HERITAGE des ECHECS FRANCAIS | ||
Détail d'une gravure parue dans Le Monde Illustré du 7 mars 1874
|
|
Dermenon Georges [Aimé Ernest] 17/01/1827 (Paris) - 25/04/1894 (Fécamp) L'étrange destin de l'inspecteur Dermenon. Georges Dermenon fut un bon joueur français de la période 1860-1875, d'abord à Lyon puis au café de la Régence. Il figure en bonne place sur la fameuse gravure du café de la Régence qui illustre la première page de ce site. (1)
Dans le texte qui accompagne cette célèbre illustration, Samuel Rosenthal le décrit comme "un joueur brillant". Georges Dermenon est né à Paris (2), très jeune il a vécu à Londres et s'y est marié en 1847 (3), il était alors professeur de français. Sa maîtrise de la langue anglaise jouera un grand rôle dans sa vie. A son retour en France, Georges Dermenon est devenu militaire et il a fait preuve d'un grande bravoure lors de la guerre de Crimée (1853-1856). Il est blessé plusieurs fois pendant les combats et reçoit la médaille militaire le 8 avril 1856. (4) Il est encore sous-officier au 39ème de ligne, lorsque son nom commence a apparaitre dans les chroniques d'échecs parmi la liste des solutionistes de problèmes. En 1862, il impulse un renouveau des échecs à Lyon avec la création du premier grand cercle Lyonnais au café Maderni. (5)

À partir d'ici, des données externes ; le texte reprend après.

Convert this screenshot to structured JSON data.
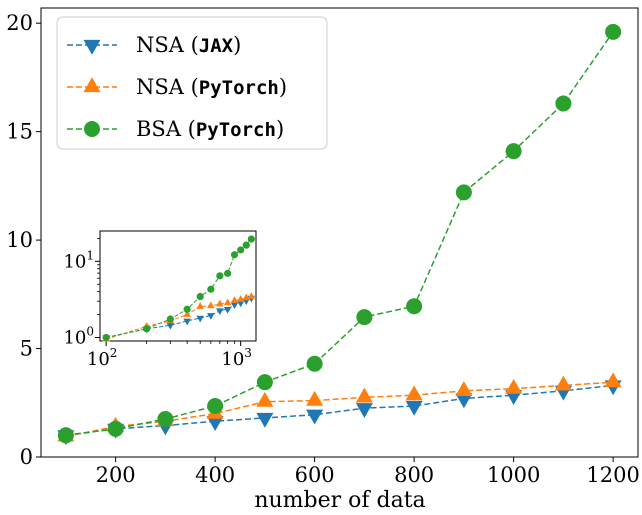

En 1864, Dermenon s'installe à Paris et devient inspecteur de police. Il accède enfin au saint des saints des échecs en France, le café de la Régence. De 1866 à 1869, il rédige une chronique d'échecs dans le très aristocratique hebdomadaire Le Jockey. Le journal est consacré aux activités "sportives": les courses de chevaux, l'escrime, le canotage, la chasse etc., autant d'activités réservées à cette époque à la bourgeoisie. Les échecs font leur apparition dans la livraison du 5 juin 1866, avec un problème de la composition de Dermenon (6):
Dans sa chronique, Dermenon donnera des problèmes et des études de sa composition, des parties brillantes de contemporains et quelques exemples de son jeu. Dermenon aime les sacrifices. A la suite du passage de Paul Morphy à Paris en 1858, tout le petit monde des échecs parisiens est encore émerveillé par le jeu d'attaque. Fin 1874, Dermenon allait devenir très célèbre, non pas pour ses prouesses échiquéennes, mais dans la rubrique des faits divers. Dermenon maîtrisant parfaitement l'anglais, ses supérieurs lui ont confié la chasse aux pickpockets anglais qui pullulent à Paris. Certains d'entre eux sont devenus tellement célèbres à Londres, qu'ils ont préférés venir s'en prennent au bon bourgeois parisien. Après dix ans de traque, Dermenon entretient des relations troubles avec un grand nombre d'entre eux et tout particulièrement la belle et jeune Jane Glaye, véritable artiste de l'arnaque. Dermenon l'a déjà arrêtée en 1870 et en 1873. Le mécanisme est simple: Dermenon indique des "affaires" à certains pickpockets, puis il les arrêtent en leur promettant de les faire sortir de prison contre le fruit de leurs rapines. Une fois en possession des biens volés, il les laisse croupir en prison. Les arnaqueurs, fatigués de se faire arnaquer, ont dénoncé Dermenon qui est radié de la police et se retrouve devant le tribunal correctionnel de Paris le 29 décembre 1874. Un ex-inspecteur de police devant le juge, l'affaire est tellement inhabituelle que toute la presse donnera le compte-rendu de l'audience ! (7) Dermenon est condamné à cinq ans de prison et cinq ans de surveillance. Par décret présidentiel, on lui retire sa médaille militaire. (8)
sources: (1) Le Monde Illustré 7 mars 1874 (2) Etat Civil reconstitué de la ville de Paris. (3) Site généalogique britannique consulté en août 2020. (4) (5) La Nouvelle Régence octobre 1862 p.313 (6) La solution: 1.Rf2 Rxe5 2.Re3 f4+ 3.Rd3 Rf5 4.Rd4# (7) Toute la presse française, les journaux de Londres bien sûr, mais aussi la presse internationale. On trouve même la mention des mésaventures du pauvre Dermenon dans le Chicago Tribune, qui conclut en écrivant que les policiers locaux feraient bien de se méfier ! On trouvera sur cette page, le compte-rendu du Journal des Débats Politiques et Littéraires du 31 décembre 1874, qui est l'un des plus complets. (8) Voir dans Gallica.